Looking At a typical RAC installation:
An Extended RAC would look like this:
The above picture is of a typical RAC, which we have built in the installation series several times. While extended RAC involves factors such as mirrored disks, dark fiber, DWDM device and obviously the distance, there is also a typical array based mirroring (which I haven’t mentioned here) where all of the I/O is sent to one node/site and is mirrored with the other site.
With Oracle 10g Release 2 and onwards, a typical Primary/Primary RAC is the desired solution, but having a 3rd party solution such as Norton. etc. helps elevate the high availability should the two sites fail to connect to each other due to connectivity problems. Obviously, you have several solutions, such as HPSG (Service Guard), Sun Cluster, IBM HACMP or Veritas, but building a typical Oracle stack offers several advantages. Oracle’s support for Linux (with its latest commitment to OS support as well) and the number of nodes (maximum 100 in 10g R2!) makes it an obvious choice to invest in Oracle’s clusterware. So in a typical scenario you could choose to put your OCR, spfileasm, votingdisk on a third site. This will ensure that your extended RAC is up all the time. About the LVMs, current ASM has some limitations that may affect the performance (like full resilvering of the ASM volumes is required should there be a network hiccup and ASM can’t see any volumes, local disks are not read by the ASM as ‘default’) but Oracle’s commitment to RAC does have a lot to offer. Future releases, with increasing bandwidths and reduced prices of the DWDM will help you as a client to make better choices.

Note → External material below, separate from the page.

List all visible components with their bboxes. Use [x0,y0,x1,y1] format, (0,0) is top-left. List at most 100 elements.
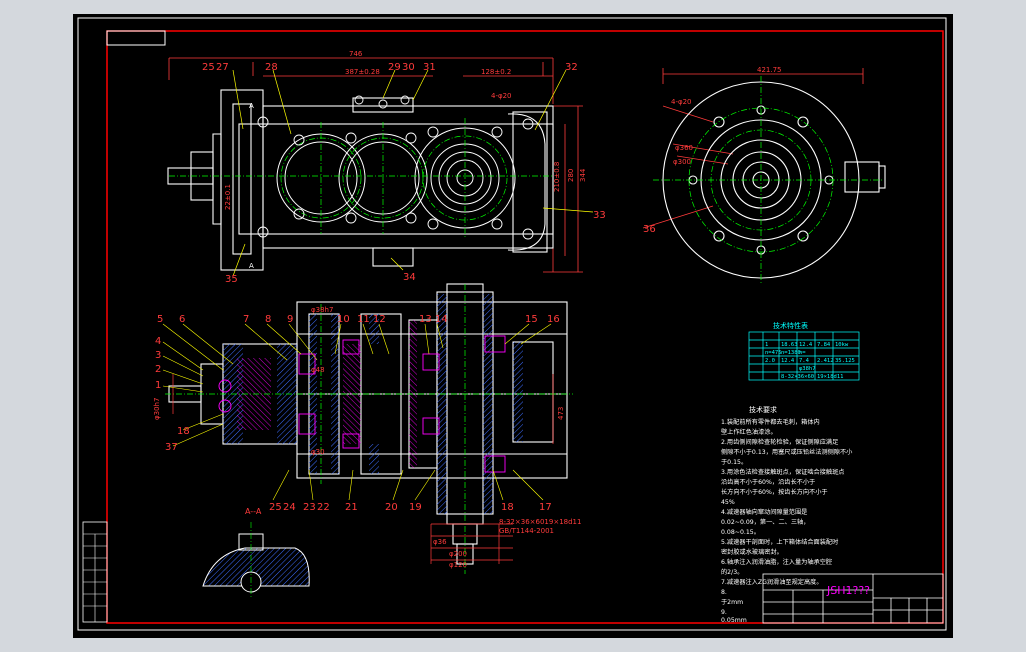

Moreover, there is Oracle’s own DataGuard. Fortunately, you can also use regular networks to perform regular maintenance such as upgrades etc. We will try to cover the Streams and DataGuard in upcoming articles.
Conclusion
The Extended RAC solution over DWDM has been tested extensively by both Oracle and HP. The notable and expected scenario is to observable degradation of performance as the distances increase. Over a typical 25 km distance, typical tests conducted by HP (on IP and IPC) showed a considerable degradation of 8% and application degradation fell by 10%. With 50 km it further decreased but we should not forget that the increasing innovation (both on the application front and on the bandwidths) are making all that easier. In addition, one should never forget to understand and tune their application on all levels, (and on all levels: the hardware, disks, I/O, local performance). I have mentioned a globally deployable RAC several times. Someday (not hereto far off) we will also have typical production RAC Appliances on the Virtualized Grid. The face of IT is changing dramatically and soon we will have an extended RAC as a pervasive phenomenon.